Mars 2022. Le marché secondaire horloger atteint son pic historique. L’indice WatchCharts Overall Market Index culmine à 114 points. L’argent gratuit de l’ère COVID, les confinements successifs et la ruée vers les actifs tangibles ont propulsé les prix des montres de luxe à des sommets jamais vus. Puis vient la correction : vingt-quatre mois de décrue continue, jusqu’à un plancher de 93 en février 2025, soit une chute de 28 %. Depuis, l’indice est remonté à 106 (+14 % depuis le creux). Mais cette photographie globale masque la vérité : le « marché secondaire » n’existe pas. Il existe des marchés segmentés, dont les trajectoires divergent avec une violence que les moyennes ne captent pas.
Anatomie d’un cycle 2022-2026 en cinq actes
Le cycle que vient de traverser la cote horlogère peut se lire comme une pièce en cinq actes, chacun porté par des dynamiques macroéconomiques et comportementales distinctes.
Acte I (2020-2022) : la bulle COVID. La pandémie a créé une conjonction unique. Taux d’intérêt nuls, plans de relance massifs, impossibilité de voyager ou de dépenser dans les services — l’épargne s’est déversée dans les objets de luxe. Les montres, perçues comme des valeurs refuges accessibles, ont vu leur cote explosive. Un Rolex Daytona « Panda » se négociait à plus de 35 000 €, soit le double de son prix boutique. Le Patek Philippe Nautilus 5711/1A, pourtant affiché à 25 000 € chez les détaillants, atteignait 130 000 € sur le marché gris.
Acte II (2022-2024) : la correction. La remontée des taux orchestrée par les banques centrales a tari la liquidité. Le coût du crédit a augmenté, le rendement des obligations est redevenu positif, et l’urgence de placer son argent dans des actifs alternatifs s’est dissipée. Les prix ont entamé une glissade régulière.
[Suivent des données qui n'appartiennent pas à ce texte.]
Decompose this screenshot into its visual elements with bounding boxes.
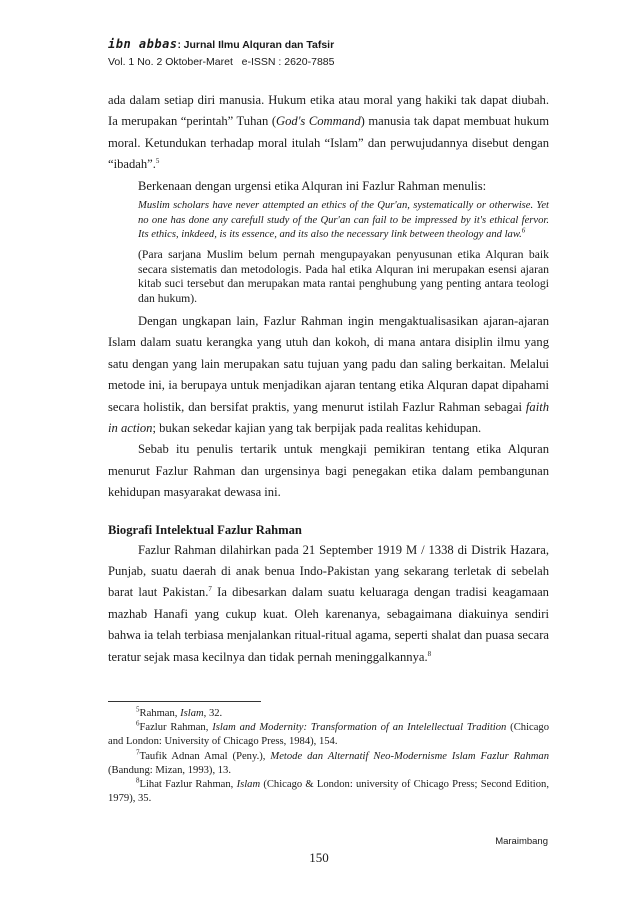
paragraph: ada dalam setiap diri manusia. Hukum etika atau moral yang hakiki tak dapat diubah. Ia merupakan “perintah” Tuhan (God's Command) manusia tak dapat membuat hukum moral. Ketundukan terhadap moral itulah “Islam” dan perwujudannya disebut dengan “ibadah”.$^5$ [108, 93, 549, 172]
paragraph: Dengan ungkapan lain, Fazlur Rahman ingin mengaktualisasikan ajaran-ajaran Islam dalam suatu kerangka yang utuh dan kokoh, di mana antara disiplin ilmu yang satu dengan yang lain merupakan satu tujuan yang padu dan saling berkaitan. Melalui metode ini, ia berupaya untuk menjadikan ajaran tentang etika Alquran dapat dipahami secara holistik, dan bersifat praktis, yang menurut istilah Fazlur Rahman sebagai faith in action; bukan sekedar kajian yang tak berpijak pada realitas kehidupan. [108, 314, 549, 436]
footnote: $^6$Fazlur Rahman, Islam and Modernity: Transformation of an Intelellectual Tradition (Chicago and London: University of Chicago Press, 1984), 154. [108, 719, 550, 748]
journal-name: Jurnal Ilmu Alquran dan Tafsir [183, 39, 335, 51]
header-separator: : [177, 39, 182, 51]
footnote-ref[interactable]: 8 [427, 649, 432, 658]
author-footer: Maraimbang [495, 836, 548, 847]
section-heading: Biografi Intelektual Fazlur Rahman [108, 522, 302, 537]
running-header [108, 37, 548, 69]
footnote: $^7$Taufik Adnan Amal (Peny.), Metode dan Alternatif Neo-Modernisme Islam Fazlur Rahman (Bandung: Mizan, 1993), 13. [108, 748, 549, 776]
emphasis: God's Command [276, 114, 361, 129]
volume-info: Vol. 1 No. 2 Oktober-Maret [108, 56, 233, 68]
journal-logo: ibn abbas [108, 37, 178, 51]
block-quote-english: Muslim scholars have never attempted an ethics of the Qur'an, systematically or otherwise. Yet no one has done any carefull study of the Qur'an can fail to be impressed by it's ethical fervor. Its ethics, inkdeed, is its essence, and its also the necessary link between theology and law.$^6$ [138, 200, 549, 241]
footnote-ref[interactable]: 7 [208, 585, 212, 594]
paragraph: Fazlur Rahman dilahirkan pada 21 September 1919 M / 1338 di Distrik Hazara, Punjab, suatu daerah di anak benua Indo-Pakistan yang sekarang terletak di sebelah barat laut Pakistan.$^7$ Ia dibesarkan dalam suatu keluaraga dengan tradisi keagamaan mazhab Hanafi yang cukup kuat. Oleh karenanya, sebagaimana diakuinya sendiri bahwa ia telah terbiasa menjalankan ritual-ritual agama, seperti shalat dan puasa secara teratur sejak masa kecilnya dan tidak pernah meninggalkannya.$^8$ [108, 542, 549, 664]
emphasis: faith in action [108, 399, 549, 436]
article-body [108, 90, 549, 668]
footnote-divider [108, 701, 261, 702]
paragraph: Sebab itu penulis tertarik untuk mengkaji pemikiran tentang etika Alquran menurut Fazlur Rahman dan urgensinya bagi penegakan etika dalam pembangunan kehidupan masyarakat dewasa ini. [108, 442, 549, 500]
page-number: 150 [309, 850, 329, 865]
footnote-ref[interactable]: 5 [155, 157, 160, 166]
block-quote-translation: (Para sarjana Muslim belum pernah mengupayakan penyusunan etika Alquran baik secara sistematis dan metodologis. Pada hal etika Alquran ini merupakan esensi ajaran kitab suci tersebut dan merupakan mata rantai penghubung yang penting antara teologi dan hukum). [138, 247, 549, 306]
journal-title-line [108, 37, 548, 53]
issn-info: e-ISSN : 2620-7885 [241, 56, 335, 68]
footnotes [108, 707, 549, 806]
footnote: $^8$Lihat Fazlur Rahman, Islam (Chicago & London: university of Chicago Press; Second Edition, 1979), 35. [108, 776, 549, 805]
paragraph: Berkenaan dengan urgensi etika Alquran ini Fazlur Rahman menulis: [138, 178, 487, 193]
volume-line [108, 55, 548, 69]
footnote-ref[interactable]: 6 [521, 226, 526, 235]
footnote: $^5$Rahman, Islam, 32. [136, 705, 223, 719]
Acte III (fin 2024 — début 2025) : le plancher. L’indice WatchCharts touche 93 en février 2025. Les prix des références Rolex, Patek et Audemars Piguet sont en moyenne 28 % sous leur pic. Le marché atteint un point d’équilibre provisoire, où l’offre et la demande se rencontrent à des niveaux sinon pré-COVID, du moins pré-bulle.
Acte IV (2025-2026) : la reprise asymétrique. L’indice remonte à 106, mais la composition du panier a changé. Les marques et les modèles ne rebondissent pas de manière uniforme. Certains effacent leurs pertes et dépassent même les sommets de 2022 ; d’autres stagnent ou continuent de baisser.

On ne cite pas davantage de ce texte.